授業も受験科目に沿った選択制になり、クラスで動くという意識も薄まった。
私の配属されたクラスは、まあ上から二番目くらいのクラスで、そこそこかな、というところ。
もちろんアイツとは違うクラス (憎きことに彼は一番上のクラスだ)で、私は穏やかな日常を取り戻している。
「ねえー! 店長に泣き疲れてバイトやめられないんだけどー!」
同じクラスになったバイト仲間だったユナは、一限早々泣きついてきた。
今日はクラス分けされた数学の授業の初回日で、まだあまり話したことのない生徒がたくさんいる。
「だからあれほど早めに言っておけって忠告したのに……」
「光基くんも辞めちゃうしさー! ユナつまんない!」
あ、そうなんだ……バイトもう辞めたんだ。
終業式が終わって以来全く彼の名前すら聞いていなかったから、やっと近況を知り少し驚いた。あの人もやっぱり受験するんだな。成績いいし世渡り上手だから推薦で行っちゃうのかと思ってた。

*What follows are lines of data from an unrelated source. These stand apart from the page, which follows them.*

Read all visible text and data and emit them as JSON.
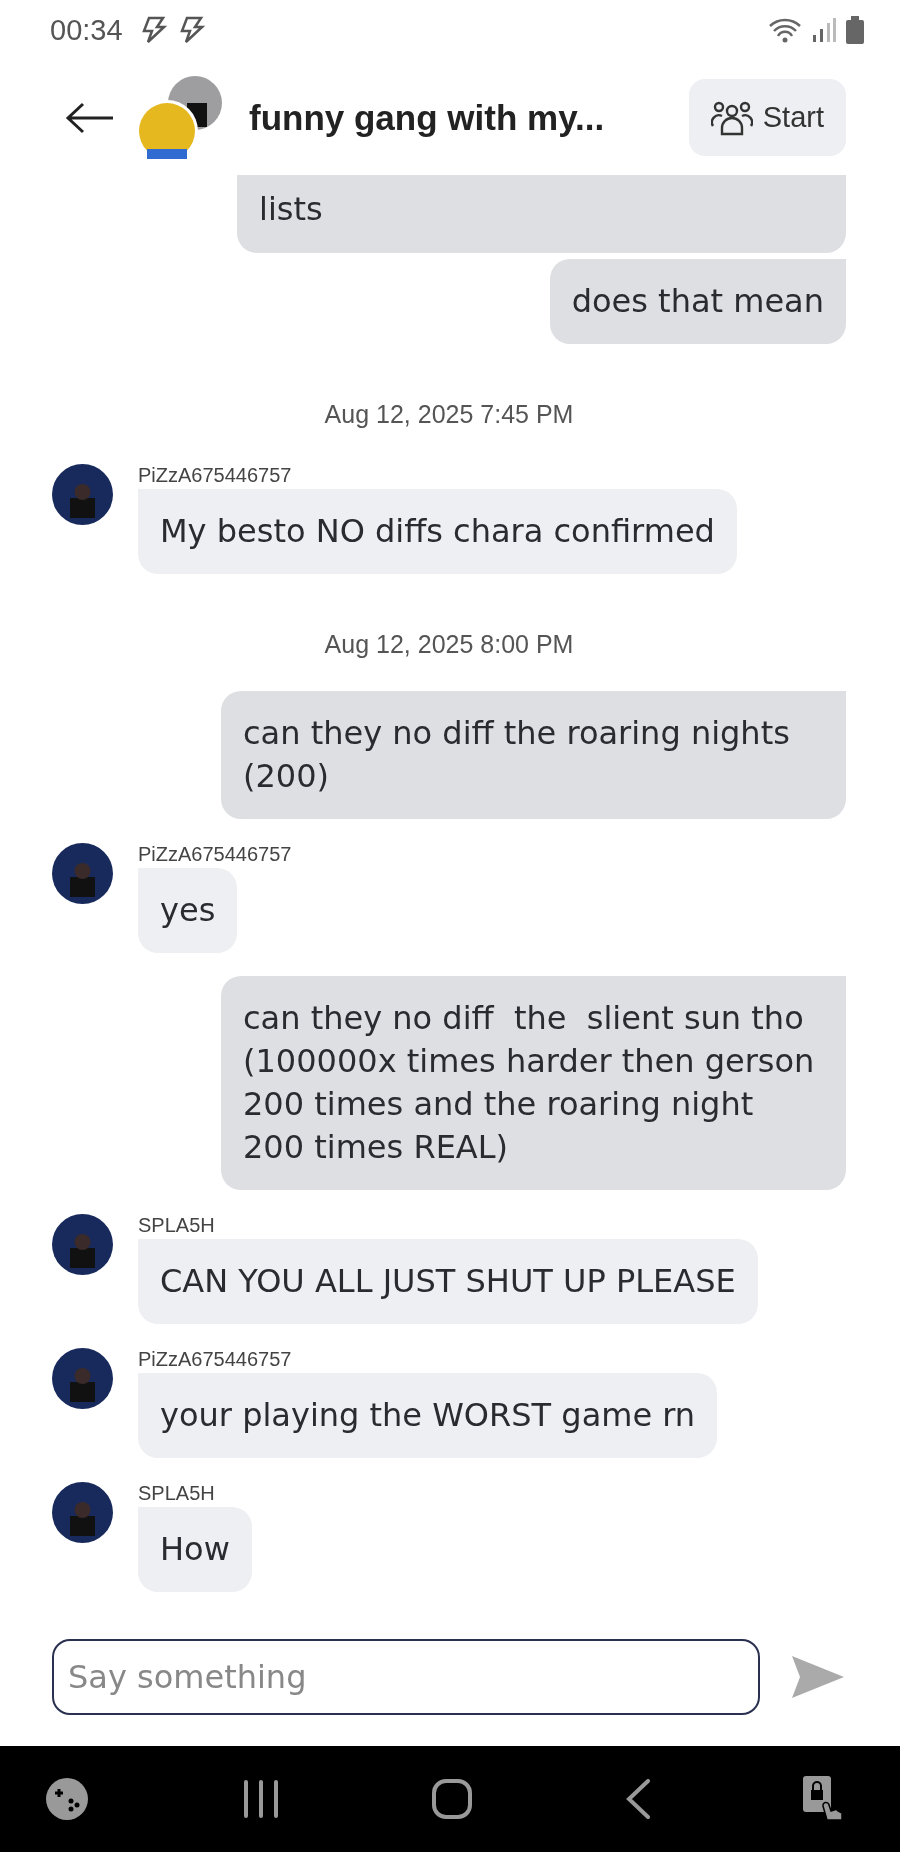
{
  "status_bar": {
    "time": "00:34"
  },
  "header": {
    "title": "funny gang with my...",
    "start_button": "Start"
  },
  "messages": [
    {
      "kind": "outgoing",
      "text": "lists",
      "cut": true
    },
    {
      "kind": "outgoing",
      "text": "does that mean"
    },
    {
      "kind": "timestamp",
      "text": "Aug 12, 2025 7:45 PM"
    },
    {
      "kind": "incoming",
      "sender": "PiZzA675446757",
      "text": "My besto NO diffs chara confirmed"
    },
    {
      "kind": "timestamp",
      "text": "Aug 12, 2025 8:00 PM"
    },
    {
      "kind": "outgoing",
      "text": "can they no diff the roaring nights (200)"
    },
    {
      "kind": "incoming",
      "sender": "PiZzA675446757",
      "text": "yes"
    },
    {
      "kind": "outgoing",
      "text": "can they no diff  the  slient sun tho (100000x times harder then gerson 200 times and the roaring night 200 times REAL)"
    },
    {
      "kind": "incoming",
      "sender": "SPLA5H",
      "text": "CAN YOU ALL JUST SHUT UP PLEASE"
    },
    {
      "kind": "incoming",
      "sender": "PiZzA675446757",
      "text": "your playing the WORST game rn"
    },
    {
      "kind": "incoming",
      "sender": "SPLA5H",
      "text": "How"
    }
  ],
  "composer": {
    "placeholder": "Say something"
  }
}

そんなことを思っていたら、ガラッと教室のドアが開き、髭面のおじさんが入ってきて雑に紙を張り出した。
「はい、座席指定だからこの順に座りなおせよー」
「えー、だる」
わりと大きめの声でユナが愚痴をこぼしたので少し焦ったが、私達は素直に席を移動して座り直した。
隣の席の人はまだ来ていないようだ。
初回に来ないと大きく減点されるのに、大丈夫かなこの人。
そんな風に心配していると、開始一分前に扉が開いた。
「おー、もっと余裕もってこい、千堂」
「すみません、ちょっと体調悪くて……」
「大丈夫かー」
〝センドウ〟という響きに、胸がどくんと強く脈打った。